PARIS — The pursuit of learning comes in many forms at the Oxford Hills Middle School.
Viking Voyages, a recent week-long experiential learning block for students at the Oxford Hills Middle School, sent students to local museums and cemeteries, put cameras and hammers in their hands, let some view local historical images, create Halloween craft and treat bags for youngsters, clean a veterans’ monument in a Paris cemetery and even create a magazine.
It was all part of the Viking Voyages – a new program developed by staff at the middle school to replace the popular Quests that were initiated as an alternative learning experience about six years ago when the middle school split into two campuses and went to a trimester schedule.
The Quests allowed students to learn in nontraditional ways by offering a wide range of opportunities and included partnerships with local businesses.
This year, with the return to the quarter grading system, and because of the success of the previous Quests, teachers developed about 30 different week-long Viking Voyage lesson plans for students to sign up for this fall. Many involved collaborations with the Oxford Hills Technical School and the community at large.
“Most of the voyages had a community involvement piece and over one hundred students participated in voyages that were connected to Oxford Hills Technical School,” said Principal Paul Bickford this week.
For example, Oxford Hills Technical School Advanced Communications third-year students helped teach a middle school class editing with iMovie; Building Trades II & III students helped another group of students with the construction of eight dog houses that were donated to the Responsible Pet Care shelter’s thrift store in Norway; Graphic Design II & III students helped put the final touches on magazine covers and spreads for students in another class.
In addition to the collaboration with the technical school students, other middle school students were able to work with members of the community.
Students in the Historical Paris Voyage, for example, went on a tour of local historical sights with Ben Conant, the curator of the Paris Historical Society.

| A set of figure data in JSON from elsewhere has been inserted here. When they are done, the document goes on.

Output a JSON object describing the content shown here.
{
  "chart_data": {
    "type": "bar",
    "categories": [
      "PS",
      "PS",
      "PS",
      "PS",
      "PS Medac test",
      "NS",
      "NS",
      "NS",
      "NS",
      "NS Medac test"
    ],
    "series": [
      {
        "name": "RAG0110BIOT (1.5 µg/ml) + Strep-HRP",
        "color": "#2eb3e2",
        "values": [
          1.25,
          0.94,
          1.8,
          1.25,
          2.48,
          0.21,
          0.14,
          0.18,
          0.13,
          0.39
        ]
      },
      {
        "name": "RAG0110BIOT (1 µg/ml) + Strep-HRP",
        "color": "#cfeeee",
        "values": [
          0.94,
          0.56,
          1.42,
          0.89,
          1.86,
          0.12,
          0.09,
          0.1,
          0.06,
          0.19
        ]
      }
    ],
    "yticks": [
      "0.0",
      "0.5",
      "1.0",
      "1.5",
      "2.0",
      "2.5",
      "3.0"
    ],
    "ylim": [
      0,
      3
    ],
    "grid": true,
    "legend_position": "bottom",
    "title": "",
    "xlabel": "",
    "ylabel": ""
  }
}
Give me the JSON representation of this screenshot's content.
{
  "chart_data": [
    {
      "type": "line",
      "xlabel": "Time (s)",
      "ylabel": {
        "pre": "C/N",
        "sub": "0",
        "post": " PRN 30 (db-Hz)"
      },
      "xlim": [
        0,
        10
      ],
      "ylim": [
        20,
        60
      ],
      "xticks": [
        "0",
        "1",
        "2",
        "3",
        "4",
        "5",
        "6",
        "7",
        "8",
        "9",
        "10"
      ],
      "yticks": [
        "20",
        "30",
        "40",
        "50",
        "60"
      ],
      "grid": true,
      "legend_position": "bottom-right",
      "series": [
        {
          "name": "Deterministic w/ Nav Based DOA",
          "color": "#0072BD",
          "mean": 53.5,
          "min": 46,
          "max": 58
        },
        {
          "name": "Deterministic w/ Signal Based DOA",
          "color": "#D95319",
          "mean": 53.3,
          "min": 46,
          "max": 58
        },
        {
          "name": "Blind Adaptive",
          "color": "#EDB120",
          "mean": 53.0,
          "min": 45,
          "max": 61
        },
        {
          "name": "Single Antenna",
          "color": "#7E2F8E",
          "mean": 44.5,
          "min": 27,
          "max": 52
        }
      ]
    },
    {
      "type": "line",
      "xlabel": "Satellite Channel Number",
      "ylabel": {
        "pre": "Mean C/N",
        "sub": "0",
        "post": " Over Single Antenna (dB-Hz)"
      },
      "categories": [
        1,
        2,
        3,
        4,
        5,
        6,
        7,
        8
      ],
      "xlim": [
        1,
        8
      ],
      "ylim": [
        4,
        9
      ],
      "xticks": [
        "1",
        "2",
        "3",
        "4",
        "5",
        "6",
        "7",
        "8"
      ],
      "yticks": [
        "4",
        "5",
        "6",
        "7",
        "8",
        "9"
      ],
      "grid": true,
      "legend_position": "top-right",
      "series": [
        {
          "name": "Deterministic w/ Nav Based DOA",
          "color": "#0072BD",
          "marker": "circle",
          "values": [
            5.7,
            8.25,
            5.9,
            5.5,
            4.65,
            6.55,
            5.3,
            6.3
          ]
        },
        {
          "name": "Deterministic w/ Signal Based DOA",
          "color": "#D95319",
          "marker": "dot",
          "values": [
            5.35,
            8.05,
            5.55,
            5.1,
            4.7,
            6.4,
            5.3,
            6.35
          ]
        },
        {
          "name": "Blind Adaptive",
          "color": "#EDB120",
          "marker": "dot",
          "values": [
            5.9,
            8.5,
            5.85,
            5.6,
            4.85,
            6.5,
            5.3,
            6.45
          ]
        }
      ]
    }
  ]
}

In The Future Looks Bright Viking Voyage, students created iMovies highlighting the differences between the Oxford Hills Middle School facilities and the new Westbrook Middle School, showing that a new middle school could look like. During this Voyage, photographer Brewster Burns taught students about the importance of telling a story using videography and photography.
The Solar System Voyage learned about the scale of the solar system and created 3-D prints of the planets, and then posted them on the Viking trail, a public trail that runs between the middle school North campus and the Oxford Hills Comprehensive High School.
And in writing, teacher Jolene Twombly-Wiser’s class, explored local cemeteries and concentrated on Civil War veterans’ gravestones at one of the cemeteries.
“It was a hands-on experiential learning/project which lasted the entire week-it was awesome. My Viking Voyage was called Talking With the Dead: Exploring Local Cemeteries,” she said.
The students in Twombly-Wiser’s class visited three local cemeteries in Norway and Paris, meeting with local artist Aranka Matolcsy who toured the Riverside Cemetery in Paris with the students; the Frost Hill Cemetery with Rev. Fayre Stephenson and the Norway Pine Grove Cemetery with Stuart Goodwin.
The students learned about the art/symbolism on the stones and about the notable people buried in the cemeteries, said Twombley-Wiser.
Additionally, each student was assigned a Civil War soldier buired at Riverside Cemetery to research, she said. The students also cleaned a veteran’s memorial and picked up trash as a service project.
“During the project I learned not just about my Civil War soldier, but also about the lifestyle of most soldiers,” said student Hazel Colby who studied along with classmate Tori Luz studied Cicil War Captain Albion A. Hersey.
Colby said they learned Hersey was discharged on Dec. 21, 1862 due to a diability and married a year later.
Colby said the hands-on experience of seeing Albion’s gravestone was beneficial in her research.
“What helped me understand more about the Civil War soldiers that we researched was going to the cemeteries and being able to have hands-on learning.”
Calling the research “really intriguing, Colby said she also learned what local life was like around the Civil War era.
“I loved to have an opportunity like that and I’m glad I learned what I learned and hope to keep that information with me as long as possible,” she said.
The Viking Voyages are expected to be repeated again this spring.